Are you one of those guys who has all the criss cross scars on their forearms? Me I've only got a couple and one nasty one in my right thigh. I grew up in a steel mill town.

Prawn
04-06-2008, 04:50 AM
Is it possible to defend against sword attacks with knives or daggers?

Defend? Not really. It is possible to attack or kill the swordsman, but the best defense against a sword (as others here have said) is a strong offense, like a charge. Defending but not attacking would be suicide. Let me say that the knife fighter in this circumstance would be very likely to be a counter puncher. Let the swordsman commit, so you know where is metal is going, then attack.

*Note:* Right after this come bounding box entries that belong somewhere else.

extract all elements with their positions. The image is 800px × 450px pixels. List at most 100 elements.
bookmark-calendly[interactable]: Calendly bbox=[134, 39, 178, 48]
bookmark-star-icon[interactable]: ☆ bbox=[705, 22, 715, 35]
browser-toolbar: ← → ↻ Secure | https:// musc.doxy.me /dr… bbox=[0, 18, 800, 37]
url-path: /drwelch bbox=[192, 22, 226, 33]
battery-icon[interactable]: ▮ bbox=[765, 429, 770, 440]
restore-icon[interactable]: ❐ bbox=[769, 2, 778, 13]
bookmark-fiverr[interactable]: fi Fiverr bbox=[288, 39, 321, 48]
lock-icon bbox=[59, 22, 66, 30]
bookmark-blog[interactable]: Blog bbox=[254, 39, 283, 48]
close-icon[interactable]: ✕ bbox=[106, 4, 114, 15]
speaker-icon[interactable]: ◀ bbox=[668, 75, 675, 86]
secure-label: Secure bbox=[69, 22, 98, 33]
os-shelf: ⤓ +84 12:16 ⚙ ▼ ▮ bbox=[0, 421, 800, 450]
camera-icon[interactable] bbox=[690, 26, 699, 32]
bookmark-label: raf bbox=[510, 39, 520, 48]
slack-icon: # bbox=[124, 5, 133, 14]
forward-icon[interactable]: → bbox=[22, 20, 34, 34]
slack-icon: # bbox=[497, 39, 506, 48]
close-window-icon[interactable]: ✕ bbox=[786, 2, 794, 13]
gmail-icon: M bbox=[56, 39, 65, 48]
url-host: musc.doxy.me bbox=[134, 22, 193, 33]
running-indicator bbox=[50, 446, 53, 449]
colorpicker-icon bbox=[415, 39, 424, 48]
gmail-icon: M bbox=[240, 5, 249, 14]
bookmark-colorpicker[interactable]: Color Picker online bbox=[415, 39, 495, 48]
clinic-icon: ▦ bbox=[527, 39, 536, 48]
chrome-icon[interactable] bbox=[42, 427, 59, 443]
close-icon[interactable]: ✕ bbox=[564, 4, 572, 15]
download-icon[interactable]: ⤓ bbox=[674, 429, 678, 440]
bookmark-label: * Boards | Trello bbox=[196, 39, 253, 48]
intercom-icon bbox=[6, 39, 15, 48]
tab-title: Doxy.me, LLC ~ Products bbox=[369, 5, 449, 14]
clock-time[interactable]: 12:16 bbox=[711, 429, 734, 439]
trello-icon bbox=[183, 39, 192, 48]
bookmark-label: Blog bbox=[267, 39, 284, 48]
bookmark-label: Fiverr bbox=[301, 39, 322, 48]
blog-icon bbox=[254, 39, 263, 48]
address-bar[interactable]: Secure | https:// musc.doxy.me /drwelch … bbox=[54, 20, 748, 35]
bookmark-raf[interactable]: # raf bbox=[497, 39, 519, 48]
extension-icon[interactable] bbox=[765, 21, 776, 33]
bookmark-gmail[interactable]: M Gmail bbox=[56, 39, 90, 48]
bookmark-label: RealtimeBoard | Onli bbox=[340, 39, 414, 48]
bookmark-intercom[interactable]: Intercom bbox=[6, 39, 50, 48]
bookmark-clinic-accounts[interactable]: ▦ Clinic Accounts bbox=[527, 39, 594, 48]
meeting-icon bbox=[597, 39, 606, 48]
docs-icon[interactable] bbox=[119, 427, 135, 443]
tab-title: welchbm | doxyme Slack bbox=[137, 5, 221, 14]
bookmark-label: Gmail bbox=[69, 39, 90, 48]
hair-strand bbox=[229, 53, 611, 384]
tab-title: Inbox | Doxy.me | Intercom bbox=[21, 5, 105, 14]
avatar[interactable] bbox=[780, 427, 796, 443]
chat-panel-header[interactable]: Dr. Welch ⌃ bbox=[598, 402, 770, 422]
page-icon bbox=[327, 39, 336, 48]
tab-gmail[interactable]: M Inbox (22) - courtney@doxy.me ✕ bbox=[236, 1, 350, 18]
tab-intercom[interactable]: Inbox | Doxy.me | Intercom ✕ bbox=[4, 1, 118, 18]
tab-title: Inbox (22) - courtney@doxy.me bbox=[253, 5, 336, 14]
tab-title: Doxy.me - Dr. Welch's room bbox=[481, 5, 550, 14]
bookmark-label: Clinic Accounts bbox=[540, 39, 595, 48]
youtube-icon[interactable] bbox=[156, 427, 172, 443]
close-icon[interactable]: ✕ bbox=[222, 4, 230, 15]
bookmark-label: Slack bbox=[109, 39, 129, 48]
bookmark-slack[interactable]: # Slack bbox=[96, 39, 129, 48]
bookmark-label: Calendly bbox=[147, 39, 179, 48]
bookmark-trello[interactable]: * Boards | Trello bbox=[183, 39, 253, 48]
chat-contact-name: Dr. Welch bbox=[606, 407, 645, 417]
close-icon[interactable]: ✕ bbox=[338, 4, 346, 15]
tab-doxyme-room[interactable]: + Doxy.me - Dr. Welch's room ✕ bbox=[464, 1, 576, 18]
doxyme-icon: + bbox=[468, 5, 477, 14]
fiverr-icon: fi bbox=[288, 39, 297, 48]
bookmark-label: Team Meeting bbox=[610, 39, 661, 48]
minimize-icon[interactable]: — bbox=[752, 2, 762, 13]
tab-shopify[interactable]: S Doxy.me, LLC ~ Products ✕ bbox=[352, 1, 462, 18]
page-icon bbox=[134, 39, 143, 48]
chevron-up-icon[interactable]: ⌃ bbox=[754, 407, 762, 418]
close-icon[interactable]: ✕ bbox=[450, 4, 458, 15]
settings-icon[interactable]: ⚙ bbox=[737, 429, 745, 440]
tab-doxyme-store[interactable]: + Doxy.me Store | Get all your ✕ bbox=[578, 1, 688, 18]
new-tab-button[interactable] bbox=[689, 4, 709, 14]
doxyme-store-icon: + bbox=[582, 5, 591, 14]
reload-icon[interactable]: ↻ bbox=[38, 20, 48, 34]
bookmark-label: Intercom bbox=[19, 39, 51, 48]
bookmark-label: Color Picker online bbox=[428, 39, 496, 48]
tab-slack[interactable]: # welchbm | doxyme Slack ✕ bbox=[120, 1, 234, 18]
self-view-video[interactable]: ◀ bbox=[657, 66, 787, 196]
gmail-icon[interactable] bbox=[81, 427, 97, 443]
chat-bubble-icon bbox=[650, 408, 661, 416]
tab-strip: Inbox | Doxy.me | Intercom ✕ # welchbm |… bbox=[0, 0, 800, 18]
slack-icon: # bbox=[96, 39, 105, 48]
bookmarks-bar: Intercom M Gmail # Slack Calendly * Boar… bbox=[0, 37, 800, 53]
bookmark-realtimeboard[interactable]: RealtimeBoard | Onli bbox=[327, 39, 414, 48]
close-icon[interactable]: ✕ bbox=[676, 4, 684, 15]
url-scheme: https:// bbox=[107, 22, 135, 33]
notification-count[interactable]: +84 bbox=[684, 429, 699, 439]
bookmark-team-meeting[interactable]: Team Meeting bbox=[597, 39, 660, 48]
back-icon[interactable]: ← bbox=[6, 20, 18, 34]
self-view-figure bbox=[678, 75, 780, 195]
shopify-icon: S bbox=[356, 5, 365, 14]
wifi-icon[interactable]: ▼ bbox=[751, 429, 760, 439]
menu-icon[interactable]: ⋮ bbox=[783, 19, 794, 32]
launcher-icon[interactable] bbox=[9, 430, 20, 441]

This seems like a plausible scenario against a scimitar and a saber, both of which are heavy.

Against a rapier, the knife guy should just plain run.

SupplyDragon
04-23-2008, 05:22 PM
I agree with everyone above about getting inside the sword. The sword breaker mentioned above isnt really a dagger. It's far too big to be classified that way. Daggers are less than 6 inches of blade. (Generally)

Now if you change it up just a bit and call it a short sword...

Something that could still be hidden beneath a cloak, etc that opens up many more options to you. Just a thought.

Sarpedon
04-23-2008, 05:52 PM
It is not possible to parry a sword stroke with a dagger; the difference in inertia is too great. At best, it will end with a hand injury. However it is possible to parry a thrust with one; simply get the blade of the dagger on the foible of the sword. There are two parts of a sword blade; the forte, or strong, near the grip, and the foible, or weak, near the point (the dagger, being so short, can be considered to be all forte). The reason that the foible is weak is because the blade acts as a lever, letting anyone pushing against it control it more easily than the weilder. Anyone who gets his forte on his opponents foible can control the blade. (provided the other doesn't disengage) This can be done with a sword, a dagger, a stick, or even your hand.

In my sword classes we frequently drill with one person unarmed, who's mission is to get in close without getting hit. It can be done, and this is the best strategy for a person with a dagger; tempt the swordsman to attack at a distance that can be avoided, then dart in before he can recover. The trick is that a smart swordsman fighting someone with a shorter weapon will attack immediately as soon as the other is close enough, then take a step back and swing again. This will defeat most attempts.